Question

Let f(x)=x^2-6x+13. what is the vertex form of f(x)? what is the minimum value of f(x)?

Answer 1

The vertex form of a quadratic equation is:

`f(x) = (x-3)^2+4`

the minimum value of f(x) is
`y=4`

Explanation:

Given a quadratic equation of the form
`f (x) = ax ^ 2 + bx + c` then the x coordinate of the vertex is

`x=-(b)/(2a)`

So for
`f(x)=x^2-6x+13`

`a=1\\b=-6\\c=13\\`

Therefore

The x coordinate of the vertex is:

`x=-((-6))/(2(1))`

`x=3`

The y coordinate of the vertex is:

`f(3)=(3)^2-6(3)+13`

`y=f(3)=4`

By definition the minimum value of the quadratic function is the same as the coordinate of y of its vertex

So the minimum value is
`y=4`

The vertex form of a quadratic equation is:

`f(x) = a(x-h)^2+k`

Where

a is the main coefficient.
`a=1`

h is the x coordinate of the vertex.
`h=3`

k is the y coordinate of the vertex.
`k=4`

So the vertex form of a quadratic equation is:

`f(x) = (x-3)^2+4`

Answer 2

a.
`f(x)=(x-3)^2+4`

b.
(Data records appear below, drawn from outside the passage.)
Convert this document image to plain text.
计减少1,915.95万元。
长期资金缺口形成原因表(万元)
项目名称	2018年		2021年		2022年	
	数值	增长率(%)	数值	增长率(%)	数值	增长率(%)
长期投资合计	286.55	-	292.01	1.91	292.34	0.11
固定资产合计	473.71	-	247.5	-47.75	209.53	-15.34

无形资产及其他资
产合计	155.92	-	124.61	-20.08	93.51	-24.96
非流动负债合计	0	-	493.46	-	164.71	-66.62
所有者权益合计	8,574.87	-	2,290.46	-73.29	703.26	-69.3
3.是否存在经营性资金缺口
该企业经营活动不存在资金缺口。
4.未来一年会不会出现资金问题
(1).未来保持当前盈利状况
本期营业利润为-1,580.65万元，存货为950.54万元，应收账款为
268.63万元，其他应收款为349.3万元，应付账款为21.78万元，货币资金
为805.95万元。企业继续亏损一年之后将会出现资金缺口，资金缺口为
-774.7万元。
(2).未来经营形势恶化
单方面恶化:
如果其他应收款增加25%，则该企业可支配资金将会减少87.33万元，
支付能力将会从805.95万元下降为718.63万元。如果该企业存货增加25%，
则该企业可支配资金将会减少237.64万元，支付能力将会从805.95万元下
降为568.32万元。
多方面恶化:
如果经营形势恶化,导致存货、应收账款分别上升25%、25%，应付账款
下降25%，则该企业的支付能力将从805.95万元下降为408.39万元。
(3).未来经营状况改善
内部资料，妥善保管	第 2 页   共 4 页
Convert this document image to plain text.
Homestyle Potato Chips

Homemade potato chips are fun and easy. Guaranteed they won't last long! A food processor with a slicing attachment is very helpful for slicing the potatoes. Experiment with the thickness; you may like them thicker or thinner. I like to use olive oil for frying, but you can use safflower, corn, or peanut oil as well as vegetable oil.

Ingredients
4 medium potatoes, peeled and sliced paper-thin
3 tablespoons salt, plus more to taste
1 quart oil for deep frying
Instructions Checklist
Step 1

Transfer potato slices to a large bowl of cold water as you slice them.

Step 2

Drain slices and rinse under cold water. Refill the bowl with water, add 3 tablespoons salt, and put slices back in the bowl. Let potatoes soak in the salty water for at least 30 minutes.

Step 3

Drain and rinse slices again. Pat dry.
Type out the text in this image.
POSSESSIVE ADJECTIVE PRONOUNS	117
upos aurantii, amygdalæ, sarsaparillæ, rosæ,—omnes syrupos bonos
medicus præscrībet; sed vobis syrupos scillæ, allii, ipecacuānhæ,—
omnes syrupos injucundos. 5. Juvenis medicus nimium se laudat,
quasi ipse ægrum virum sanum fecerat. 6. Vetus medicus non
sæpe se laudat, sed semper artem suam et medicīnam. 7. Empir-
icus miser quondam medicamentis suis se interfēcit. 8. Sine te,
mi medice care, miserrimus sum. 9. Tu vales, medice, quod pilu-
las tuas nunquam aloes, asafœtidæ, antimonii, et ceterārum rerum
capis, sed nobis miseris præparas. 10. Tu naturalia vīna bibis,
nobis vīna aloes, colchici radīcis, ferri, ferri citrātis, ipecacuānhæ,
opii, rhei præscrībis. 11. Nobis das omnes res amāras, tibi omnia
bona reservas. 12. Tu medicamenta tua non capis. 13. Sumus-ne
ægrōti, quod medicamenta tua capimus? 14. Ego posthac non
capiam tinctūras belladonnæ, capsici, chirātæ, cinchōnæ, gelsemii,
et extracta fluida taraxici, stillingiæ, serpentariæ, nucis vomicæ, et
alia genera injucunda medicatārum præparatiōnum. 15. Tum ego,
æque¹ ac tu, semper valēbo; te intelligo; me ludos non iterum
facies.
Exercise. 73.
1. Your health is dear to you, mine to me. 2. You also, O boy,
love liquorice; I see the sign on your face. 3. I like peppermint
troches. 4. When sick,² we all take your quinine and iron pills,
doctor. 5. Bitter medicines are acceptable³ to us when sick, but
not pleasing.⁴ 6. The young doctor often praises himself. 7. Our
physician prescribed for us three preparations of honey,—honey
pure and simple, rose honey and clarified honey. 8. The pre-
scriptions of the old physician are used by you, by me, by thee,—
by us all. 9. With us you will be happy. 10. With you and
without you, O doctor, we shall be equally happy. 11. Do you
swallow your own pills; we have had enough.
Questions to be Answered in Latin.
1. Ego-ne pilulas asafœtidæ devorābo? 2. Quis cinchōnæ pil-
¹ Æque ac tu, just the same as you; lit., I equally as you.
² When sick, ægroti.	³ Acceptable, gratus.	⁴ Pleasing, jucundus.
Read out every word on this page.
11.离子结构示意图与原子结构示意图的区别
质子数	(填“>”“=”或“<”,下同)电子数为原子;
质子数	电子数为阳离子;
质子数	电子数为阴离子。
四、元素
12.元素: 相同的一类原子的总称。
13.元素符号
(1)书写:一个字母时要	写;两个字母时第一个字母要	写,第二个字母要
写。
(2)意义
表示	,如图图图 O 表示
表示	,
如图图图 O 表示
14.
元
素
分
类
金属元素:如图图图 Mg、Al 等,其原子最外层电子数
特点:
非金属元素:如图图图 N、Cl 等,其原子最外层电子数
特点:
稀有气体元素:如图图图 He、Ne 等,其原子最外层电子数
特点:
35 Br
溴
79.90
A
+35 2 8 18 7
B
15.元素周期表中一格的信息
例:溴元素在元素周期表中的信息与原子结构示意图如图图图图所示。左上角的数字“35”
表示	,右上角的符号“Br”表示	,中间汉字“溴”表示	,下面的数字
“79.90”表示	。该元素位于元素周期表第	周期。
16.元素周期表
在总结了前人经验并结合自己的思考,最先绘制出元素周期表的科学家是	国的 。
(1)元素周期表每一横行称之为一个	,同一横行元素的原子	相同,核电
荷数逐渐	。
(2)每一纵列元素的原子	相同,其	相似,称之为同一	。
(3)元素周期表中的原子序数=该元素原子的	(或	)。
The minimum value is 4

Explanation:

The given function is:
`f(x)=x^2-6x+13`

We add and subtract half the square of the coefficient of x.

`f(x)=x^2-6x+3^2-3^2+13`

This becomes:
`f(x)=x^2-6x+9-9+13`

The first three terms form a perfect square trinomial.

`f(x)=(x-3)^2+4`

The function is now in the form:
`f(x)=a(x-h)^2+k`, where V(h,k) is the vertex.

Therefore the vertex is (3,4).

The minimum value is the y-value of the vertex, which is 4.